Rondhuppelend Roodkapje
Het moet dus niet gezegd dat ik het bezoek aan de Baron 1898 overliet aan de moeder. Die fraaie rollercoaster, die begint met een vrije val en dan kort onder de grond verdwijnt, is een magneet voor bezoekers van alle leeftijden. Voordeel voor hotelgasten: zij mogen een halfuurtje eerder het park in en worden dus met minder lange wachtrijen geconfronteerd. Een privilege dat echt rendeert bij attracties als de Python, Joris en de Draak en Baron, toch voor wie ’s ochtends al een stevige maag heeft. En dat ligt niet voor de hand. Het Eftelinghotel biedt namelijk een uitgebreid ontbijtbuffet aan. Het geheel zag er zo aantrekkelijk uit, dat de dochters zelfs niet doorhadden dat Roodkapje in de hotellobby rondhuppelde om met de gasten op de foto te gaan.
Misschien hoeft dat ook niet te verbazen. Wie langer dan 24 uur in de Efteling is wordt opgezogen in de sfeer waardoor de magie steeds minder opvalt. Ook de comfortabele hotelkamers doen eraan mee – laat je kroost zeker alle kasten eens checken. Zelfs op de hotelgang speelt een feeëriek deuntje (voor de slechte slapers: ’s nachts wordt het bandje tijdelijk uitgeschakeld). Voor wie niet op een euro meer of minder kijkt, zijn er naast de gewone hotelkamers ook themasuites om helemaal ondergedompeld te worden in het decor van Sneeuwwitje of De Wolf en de Zeven Geitjes.

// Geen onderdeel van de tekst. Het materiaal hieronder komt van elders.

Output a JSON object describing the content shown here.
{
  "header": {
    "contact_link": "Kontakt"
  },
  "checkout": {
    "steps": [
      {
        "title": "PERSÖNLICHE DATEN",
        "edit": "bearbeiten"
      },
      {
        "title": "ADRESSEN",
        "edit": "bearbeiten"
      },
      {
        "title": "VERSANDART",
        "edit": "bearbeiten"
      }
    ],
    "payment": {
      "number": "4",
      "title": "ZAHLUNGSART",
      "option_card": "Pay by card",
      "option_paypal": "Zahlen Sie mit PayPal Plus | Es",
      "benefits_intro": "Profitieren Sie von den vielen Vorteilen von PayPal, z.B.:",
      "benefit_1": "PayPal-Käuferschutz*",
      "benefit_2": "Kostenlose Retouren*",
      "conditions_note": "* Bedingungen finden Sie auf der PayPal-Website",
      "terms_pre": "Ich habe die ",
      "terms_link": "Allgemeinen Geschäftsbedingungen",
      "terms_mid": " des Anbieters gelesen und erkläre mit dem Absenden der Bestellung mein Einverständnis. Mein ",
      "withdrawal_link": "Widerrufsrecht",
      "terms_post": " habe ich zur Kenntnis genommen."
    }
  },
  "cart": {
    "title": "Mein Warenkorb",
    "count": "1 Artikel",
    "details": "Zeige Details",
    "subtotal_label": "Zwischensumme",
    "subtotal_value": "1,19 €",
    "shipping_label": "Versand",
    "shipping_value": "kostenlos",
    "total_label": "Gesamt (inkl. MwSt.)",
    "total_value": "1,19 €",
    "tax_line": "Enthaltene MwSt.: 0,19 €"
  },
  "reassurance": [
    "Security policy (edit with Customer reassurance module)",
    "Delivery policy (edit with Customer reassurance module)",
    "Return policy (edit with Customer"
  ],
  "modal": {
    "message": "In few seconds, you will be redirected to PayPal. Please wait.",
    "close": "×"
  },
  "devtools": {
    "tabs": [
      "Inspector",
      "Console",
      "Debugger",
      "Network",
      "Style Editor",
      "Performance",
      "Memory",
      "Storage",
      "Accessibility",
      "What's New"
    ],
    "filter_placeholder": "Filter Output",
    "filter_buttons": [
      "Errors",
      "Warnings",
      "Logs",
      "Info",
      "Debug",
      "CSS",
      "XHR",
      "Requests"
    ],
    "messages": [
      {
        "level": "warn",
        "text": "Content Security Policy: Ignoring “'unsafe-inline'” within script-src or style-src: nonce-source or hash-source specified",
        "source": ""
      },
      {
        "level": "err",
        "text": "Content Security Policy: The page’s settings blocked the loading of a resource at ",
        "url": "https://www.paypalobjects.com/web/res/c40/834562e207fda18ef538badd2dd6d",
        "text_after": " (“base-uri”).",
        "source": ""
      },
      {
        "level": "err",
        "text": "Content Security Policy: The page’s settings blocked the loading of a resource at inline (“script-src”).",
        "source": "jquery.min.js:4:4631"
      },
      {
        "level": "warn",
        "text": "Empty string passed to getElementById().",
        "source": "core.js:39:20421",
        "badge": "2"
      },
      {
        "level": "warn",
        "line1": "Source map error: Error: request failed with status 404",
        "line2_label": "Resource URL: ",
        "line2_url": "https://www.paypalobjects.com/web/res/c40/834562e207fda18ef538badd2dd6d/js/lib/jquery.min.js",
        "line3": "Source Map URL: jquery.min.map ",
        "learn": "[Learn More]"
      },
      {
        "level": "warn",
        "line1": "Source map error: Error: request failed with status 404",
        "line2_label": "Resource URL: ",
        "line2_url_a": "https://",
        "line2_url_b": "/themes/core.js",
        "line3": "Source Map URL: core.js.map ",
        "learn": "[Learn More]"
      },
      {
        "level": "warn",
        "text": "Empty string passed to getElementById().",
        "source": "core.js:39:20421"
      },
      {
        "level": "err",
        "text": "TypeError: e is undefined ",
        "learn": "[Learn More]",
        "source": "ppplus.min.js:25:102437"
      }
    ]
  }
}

Van die keer dat ik verloren liep in het park herinner ik me eigenlijk enkel de enorme vriendelijkheid van het personeel dat me opving. Ook anno 2022 valt op hoe goedgeluimd de medewerkers erbij lopen. Of hun arbeidsvoorwaarden even adembenemend zijn als het park zelf weet ik niet, maar hun overgave richting de gasten lijkt in ieder geval oprecht.
Erg fraai is de Efteling-theatershow CARO. Het zou zonde zijn om te veel te verklappen over de plot, maar visueel scoort het spektakel veel punten. Bij de ouders zal de verhaallijn zelfs hier en daar een traantje uitlokken. De theatermaker past daarvoor een beproefd Eftelingrecept toe: balanceren op de grens tussen kitsch en schoonheid. Maar telkens wanneer je denkt dat het te zeemzoet wordt, kijk je naar die kindergezichtjes, en dan is alles goed. Daar heeft een vader veel voor over. Zelfs een tweede keer aanschuiven aan Carnaval Festival.